Is it a good practise to store `IsValid` column in a table, for validation?

byMR

November 12, 2021

Goal

To record room temperatures in MySQL database.

My 2 scenarios to record the values

Scenario 1

Schema (MySQL v5.7)

CREATE TABLE Room (
  Id INT NOT NULL PRIMARY KEY AUTO_INCREMENT,
  Description VARCHAR(50)
);

INSERT INTO Room (Description) VALUES ('Room 1'), ('Room 2');

CREATE TABLE RoomSpecification (
  Id INT NOT NULL PRIMARY KEY AUTO_INCREMENT,
  RoomId INT NOT NULL,
  MinVal INT,
  MaxVal INT
);

INSERT INTO RoomSpecification (RoomId, MinVal, MaxVal) VALUES
(1, 10, 20),
(2, 20, 30);


CREATE TABLE Records (
  Id INT NOT NULL PRIMARY KEY AUTO_INCREMENT,
  RoomId INT,
  RecordedVal INT,
  IsValid BOOL
);

INSERT INTO Records (RoomId, RecordedVal, IsValid) VALUES
(1 , 20, 1), -- Valid
(2 , 10, 0); -- Not-Valid

Query #1

SELECT * FROM Records;

Id	RoomId	RecordedVal	IsValid
1	1	20	1
2	2	10	0

View on DB Fiddle

Summary

This scenario includes a column IsValid. By using data type BOOL, I can recognise that this value is not valid by doing a simple query.

Scenario 2

Schema (MySQL v5.7)

CREATE TABLE Room (
  Id INT NOT NULL PRIMARY KEY AUTO_INCREMENT,
  Description VARCHAR(50)
);

INSERT INTO Room (Description) VALUES ('Room 1'), ('Room 2');

CREATE TABLE RoomSpecification (
  Id INT NOT NULL PRIMARY KEY AUTO_INCREMENT,
  RoomId INT NOT NULL,
  MinVal INT,
  MaxVal INT
);

INSERT INTO RoomSpecification (RoomId, MinVal, MaxVal) VALUES
(1, 10, 20),
(2, 20, 30);


CREATE TABLE Records (
  Id INT NOT NULL PRIMARY KEY AUTO_INCREMENT,
  RoomId INT,
  RecordedVal INT
);

INSERT INTO Records (RoomId, RecordedVal) VALUES
(1 , 20), -- Valid
(2 , 10); -- Not-Valid

Query #1

SELECT
    r.*,
    CASE
        WHEN r.RecordedVal BETWEEN MinVal AND MaxVal THEN 1 ELSE 0
    END AS IsValid
FROM Records r
JOIN RoomSpecification rs ON rs.RoomId = r.Id;

Id	RoomId	RecordedVal	IsValid
1	1	20	1
2	2	10	0

View on DB Fiddle

Summary

On the other hand, I have removed the column IsValid and used a query to do the Validation.

Question

Between the two scenarios, which would be the correct/good practise scenario to go for? Unless someone else has other suggestions?

>Solution :

Your Scenario 1 is an example of denormalization. This is okay if you really need to make it more optimized to check for a record’s validity without doing the join. That is, if you can’t tolerate the overhead both in typing the code and executing the code of doing the join to check if each record is valid, as you show in your Scenario 2.

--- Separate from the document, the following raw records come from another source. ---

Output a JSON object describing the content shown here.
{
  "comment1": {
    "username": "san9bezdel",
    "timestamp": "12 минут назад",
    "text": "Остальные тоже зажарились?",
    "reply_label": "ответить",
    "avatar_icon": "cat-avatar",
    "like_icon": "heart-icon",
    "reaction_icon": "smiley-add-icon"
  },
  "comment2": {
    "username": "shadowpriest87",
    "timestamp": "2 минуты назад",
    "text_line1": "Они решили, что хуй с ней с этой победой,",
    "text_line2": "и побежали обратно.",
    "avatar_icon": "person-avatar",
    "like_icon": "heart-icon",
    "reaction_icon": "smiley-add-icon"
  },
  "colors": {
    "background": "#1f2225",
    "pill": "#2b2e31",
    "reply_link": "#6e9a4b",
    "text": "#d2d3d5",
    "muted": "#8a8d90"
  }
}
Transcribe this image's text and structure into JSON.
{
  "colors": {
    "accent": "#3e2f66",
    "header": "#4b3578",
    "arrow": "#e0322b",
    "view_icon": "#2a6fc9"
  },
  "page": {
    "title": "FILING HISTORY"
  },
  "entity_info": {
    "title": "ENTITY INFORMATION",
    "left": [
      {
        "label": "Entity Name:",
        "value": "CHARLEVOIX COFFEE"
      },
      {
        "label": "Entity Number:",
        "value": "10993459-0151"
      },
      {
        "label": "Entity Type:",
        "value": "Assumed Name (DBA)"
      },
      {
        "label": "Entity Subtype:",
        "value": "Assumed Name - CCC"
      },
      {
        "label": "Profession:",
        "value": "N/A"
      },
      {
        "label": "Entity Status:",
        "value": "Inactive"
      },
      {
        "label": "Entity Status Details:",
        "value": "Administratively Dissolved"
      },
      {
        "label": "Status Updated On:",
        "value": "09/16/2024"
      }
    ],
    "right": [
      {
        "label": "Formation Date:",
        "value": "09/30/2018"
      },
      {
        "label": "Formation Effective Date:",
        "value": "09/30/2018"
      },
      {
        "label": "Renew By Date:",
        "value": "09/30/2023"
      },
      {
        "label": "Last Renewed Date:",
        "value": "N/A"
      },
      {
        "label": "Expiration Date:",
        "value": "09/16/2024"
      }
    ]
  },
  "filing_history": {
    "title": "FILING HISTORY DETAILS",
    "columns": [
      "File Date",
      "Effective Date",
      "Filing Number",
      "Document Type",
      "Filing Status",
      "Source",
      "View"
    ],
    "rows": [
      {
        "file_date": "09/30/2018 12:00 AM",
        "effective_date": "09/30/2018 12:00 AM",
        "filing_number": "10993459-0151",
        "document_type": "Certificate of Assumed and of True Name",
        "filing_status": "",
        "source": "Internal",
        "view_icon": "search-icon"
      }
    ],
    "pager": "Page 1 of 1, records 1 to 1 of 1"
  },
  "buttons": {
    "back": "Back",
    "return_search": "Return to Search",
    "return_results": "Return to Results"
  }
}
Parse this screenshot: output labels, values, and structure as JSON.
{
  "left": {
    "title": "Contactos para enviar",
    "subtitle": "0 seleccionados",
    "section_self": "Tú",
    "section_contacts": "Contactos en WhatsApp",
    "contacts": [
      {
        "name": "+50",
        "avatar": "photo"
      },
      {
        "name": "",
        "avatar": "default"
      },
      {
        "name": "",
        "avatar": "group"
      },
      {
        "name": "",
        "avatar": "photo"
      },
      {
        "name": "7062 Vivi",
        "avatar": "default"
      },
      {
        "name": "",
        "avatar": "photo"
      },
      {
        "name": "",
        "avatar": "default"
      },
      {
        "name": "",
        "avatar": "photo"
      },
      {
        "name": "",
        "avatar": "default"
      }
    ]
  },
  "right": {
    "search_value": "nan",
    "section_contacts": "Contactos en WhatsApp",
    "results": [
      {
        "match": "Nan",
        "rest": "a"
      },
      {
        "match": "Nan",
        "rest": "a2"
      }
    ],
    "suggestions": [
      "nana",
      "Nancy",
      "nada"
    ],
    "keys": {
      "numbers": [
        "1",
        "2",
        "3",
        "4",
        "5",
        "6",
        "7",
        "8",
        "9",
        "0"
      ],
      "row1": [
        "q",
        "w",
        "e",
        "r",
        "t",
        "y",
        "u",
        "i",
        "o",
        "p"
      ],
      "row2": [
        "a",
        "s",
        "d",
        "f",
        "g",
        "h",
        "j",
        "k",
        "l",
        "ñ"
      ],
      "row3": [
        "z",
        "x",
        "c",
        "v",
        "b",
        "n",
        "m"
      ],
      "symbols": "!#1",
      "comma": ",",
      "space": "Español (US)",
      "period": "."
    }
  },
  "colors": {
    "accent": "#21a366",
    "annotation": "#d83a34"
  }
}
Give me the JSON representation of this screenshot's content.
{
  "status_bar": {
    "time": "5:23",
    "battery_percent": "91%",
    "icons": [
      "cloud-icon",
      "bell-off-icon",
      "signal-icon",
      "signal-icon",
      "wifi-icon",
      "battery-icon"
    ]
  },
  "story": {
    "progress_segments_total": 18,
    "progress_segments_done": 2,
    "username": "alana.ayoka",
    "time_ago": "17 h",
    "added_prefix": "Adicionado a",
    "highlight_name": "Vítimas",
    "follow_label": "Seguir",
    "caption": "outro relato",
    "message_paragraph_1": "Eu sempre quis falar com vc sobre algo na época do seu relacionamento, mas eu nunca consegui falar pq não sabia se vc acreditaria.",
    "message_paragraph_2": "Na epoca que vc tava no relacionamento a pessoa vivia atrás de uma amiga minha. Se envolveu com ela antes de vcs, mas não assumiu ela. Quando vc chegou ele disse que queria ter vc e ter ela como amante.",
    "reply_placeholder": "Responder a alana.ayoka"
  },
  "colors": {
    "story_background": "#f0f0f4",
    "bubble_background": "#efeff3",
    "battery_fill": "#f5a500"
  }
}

Denormalization is okay. We do this frequently in database design, in cases where we want a short-cut to avoid overhead or extra code.

But keep in mind that denormalization comes with its own cost. The cost is that you have a risk the denormalized data itself will end up being wrong, because it represents a fact that isn’t true.

For example, in your Scenario 1, what if someone subsequently updates the data?

UPDATE Records SET RecordedVal = 25 WHERE Id = 2;

The value they changed is now between the MinVal, MaxVal range for the references room. So this update should have also set IsValid=1, but it didn’t. The validity column is now wrong. This is called a data anomaly.

Another data anomaly could occur if someone updates the MinValue, MaxValue of a row in the RoomSpecification table. That single update could cause anomalies on thousands of rows or even millions of rows in the Records table.

This is a common risk when you use denormalization. You take on extra work to prevent or at least detect data anomalies. You may have to write more code to ensure updates are forced to update the IsValid column. Maybe you write a trigger to change IsValid if the table is updated. Maybe you write a stored procedure to do the update, and limit update privilege so users must use the procedure. Or maybe you don’t prevent anomalies, but you write a scheduled job to search for anomalies that have crept in, and report them.

Whereas if you use Scenario 2, you don’t get the convenience of the denormalized design, but you do get the assurance against data anomalies.

Which is best? That’s up to you, and the answer could be different for each project, or even for different cases within the same project.

You must use your own judgment based on your knowledge of your own project. This is part of being a professional software engineer.